Thus, the weird and unknown stagnation of the past few weeks is bound to carry further. Can the league really start on January 1? Will anything change by February? Or this year at all?

So far that is the big question to consider, and it’s truly an unprecedented path with no right answer as to how to plan to move forward.

The league’s No. 2, Bill Daly, seems open to possibilities and the reality we’re all in, as reported by Russo.

“As with anything else, it’s all on the fly, right?” Daly said. “We have to work with the Players’ Association over what a return to play plan looks like for next year. And anything considered, talked about, discussed in the context of that ultimately has to be signed off on by both sides. Everybody has an interest in us having a season and awarding a Cup next year. And everybody will be pulling in the same direction in terms of getting there.”

The good news for hockey is that the acrimony seen in baseball between players and team owners hasn’t yet hit. Hockey has been willing to pull together, and their CBA extension/agreement already lays out the roadmap. The players have agreed to reduce the amount they will be paid on their guaranteed contracts.

Now the easy question with the impossible answer is just how to navigate getting another return to get the season off the ground.

In the past, the NHL has usually looked to the NBA and followed the lead of that league. However, their paths are now diverging for good. Though not yet finalized, basketball is reportedly targeting a return of December 22nd for a 72 game season. They haven’t solved the question the NHL has, but it’s because the NBA doesn’t have the same urgency of the question.

Why? It’s easy: television rights. The NBA’s national contract pays the league $2.7 billion per year (which, simple math shows is $90 million per team, assuming revenue is a nice easy chop). Even if it’s not that much, it’s still a significant amount of the overall operating costs in basketball that are covered by TV fees and makes planning to start a season at least palatable from the business side of the equation.

Massive television rights fees is also the reason the NFL has been able to operate practically as normal. Their gigantic TV contracts dwarfs even the NBA with each NFL team reportedly receiving a whopping $255 million per season.
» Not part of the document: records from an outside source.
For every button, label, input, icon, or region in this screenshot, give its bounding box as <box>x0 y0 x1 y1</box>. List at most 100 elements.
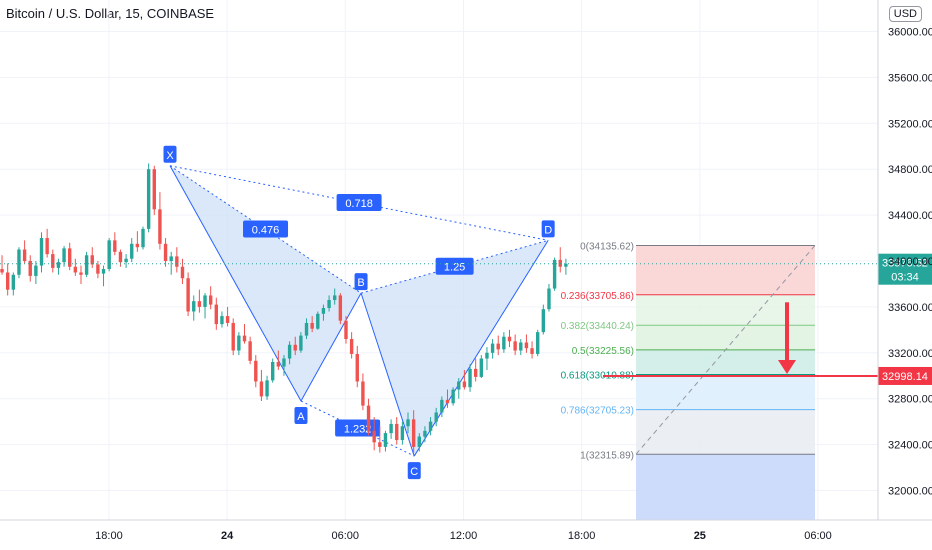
pattern-ratio-line <box>169 165 549 241</box>
candle-body <box>383 433 388 447</box>
pattern-point-label: D <box>544 224 552 236</box>
candle-body <box>68 248 72 267</box>
candle-body <box>366 405 371 431</box>
candle-body <box>400 426 405 441</box>
x-tick-label: 25 <box>694 530 706 542</box>
pattern-ratio-line <box>300 400 415 457</box>
candle-body <box>225 316 230 323</box>
candle-body <box>327 300 331 309</box>
candle-body <box>378 442 382 447</box>
candle-body <box>28 261 32 276</box>
candle-body <box>333 295 337 301</box>
candle-body <box>519 342 523 351</box>
pattern-point-box <box>354 273 368 291</box>
candle-body <box>535 332 540 354</box>
candle-body <box>541 309 546 333</box>
candle-body <box>507 336 512 342</box>
candle-body <box>124 258 128 263</box>
candle-body <box>310 322 314 329</box>
candle-body <box>220 316 224 325</box>
fib-zone <box>636 409 815 455</box>
candle-body <box>11 274 16 290</box>
fib-level-label: 0(34135.62) <box>580 241 634 252</box>
candle-body <box>84 255 89 275</box>
candle-body <box>186 278 190 312</box>
candle-body <box>547 288 551 310</box>
candle-body <box>457 381 461 390</box>
candle-body <box>113 240 117 252</box>
candle-body <box>101 269 106 274</box>
y-tick-label: 36000.00 <box>888 27 932 39</box>
pattern-point-label: A <box>297 411 305 423</box>
pattern-point-label: C <box>410 466 418 478</box>
fib-trend-line <box>635 245 816 455</box>
target-price-value: 32998.14 <box>882 371 928 383</box>
pattern-ratio-label: 0.718 <box>345 198 373 210</box>
candle-body <box>197 301 202 307</box>
candle-body <box>34 265 38 276</box>
candle-body <box>524 342 529 349</box>
candle-body <box>502 336 506 350</box>
candle-body <box>479 358 484 377</box>
candle-body <box>158 209 162 244</box>
candle-body <box>299 335 303 351</box>
fib-level-label: 0.382(33440.24) <box>561 321 634 332</box>
candle-body <box>237 335 241 351</box>
candle-body <box>349 339 354 354</box>
candle-body <box>490 343 495 353</box>
y-tick-label: 32000.00 <box>888 486 932 498</box>
candle-body <box>451 389 455 404</box>
fib-level-label: 0.618(33010.88) <box>561 371 634 382</box>
y-tick-label: 32400.00 <box>888 440 932 452</box>
currency-badge[interactable]: USD <box>888 6 922 22</box>
candle-body <box>287 344 292 359</box>
harmonic-pattern: 0.476 0.718 1.232 1.25 X A B C D <box>163 145 555 480</box>
candle-body <box>248 341 252 361</box>
candle-body <box>372 430 376 443</box>
candle-body <box>321 308 326 314</box>
candle-body <box>0 269 4 273</box>
fib-level-label: 1(32315.89) <box>580 450 634 461</box>
candle-body <box>146 169 151 229</box>
candle-body <box>361 381 365 406</box>
down-arrow-head <box>778 359 796 374</box>
candle-body <box>564 263 568 267</box>
candle-body <box>389 423 393 434</box>
x-tick-label: 24 <box>221 530 234 542</box>
candle-body <box>440 399 444 413</box>
candle-body <box>107 240 111 270</box>
pattern-point-label: B <box>357 277 364 289</box>
y-tick-label: 32800.00 <box>888 394 932 406</box>
candle-body <box>5 272 10 290</box>
candle-body <box>338 295 343 321</box>
candle-body <box>96 264 100 274</box>
pattern-point-box <box>163 145 177 163</box>
candle-body <box>56 262 61 268</box>
candle-body <box>423 430 427 437</box>
candle-body <box>468 368 472 388</box>
pattern-ratio-label: 1.25 <box>444 262 465 274</box>
last-price-value: 33976.52 <box>882 258 928 270</box>
y-tick-label: 34800.00 <box>888 164 932 176</box>
fib-retracement: 0(34135.62) 0.236(33705.86) 0.382(33440.24… <box>561 241 816 520</box>
y-tick-label: 33200.00 <box>888 348 932 360</box>
candle-body <box>231 322 235 351</box>
candle-body <box>417 436 421 447</box>
x-tick-label: 06:00 <box>332 530 360 542</box>
candle-body <box>45 238 49 255</box>
candle-body <box>344 320 348 340</box>
pattern-leg <box>169 165 302 402</box>
candle-body <box>395 423 399 441</box>
candle-body <box>445 399 450 404</box>
pattern-ratio-line <box>169 165 362 294</box>
last-price-countdown: 03:34 <box>891 272 919 284</box>
candle-body <box>90 255 94 265</box>
fib-zone <box>636 374 815 410</box>
fib-level-label: 0.236(33705.86) <box>561 291 634 302</box>
candle-body <box>135 243 140 248</box>
pattern-ratio-label: 1.232 <box>344 424 372 436</box>
candle-body <box>118 251 123 263</box>
pattern-point-box <box>407 462 421 480</box>
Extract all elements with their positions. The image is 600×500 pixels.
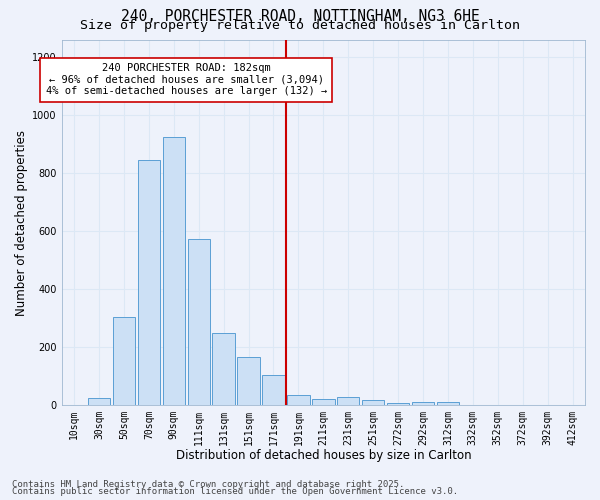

In hockey, the TV landscape is much, much different. The NHL is in the final year of their NBC contract for 2020-21, it pays “only” $200 million total annually. This divides out to less than $7 million per NHL team. The NHL has a Canadian TV deal which provides $436 million more, but still is a fraction of the overall costs that hockey teams face even added in.

So unlike NBA and NFL, the NHL is in a less advantageous position for the situation we’re faced with now. The NHL can’t cover most or all of their costs to run a season based on just TV money alone, unlike the other big sports.

Thus, we’re stuck in this weird holding pattern with hockey with no firm plans to proceed or the ability to know just when the next season will begin. It’s a totally understandable position to be in given all the unknowns and frequently shifting timelines, but it also seems dire as days and weeks continue to tick away with no real finish line, besides now burning into what would normally be the time to have a season.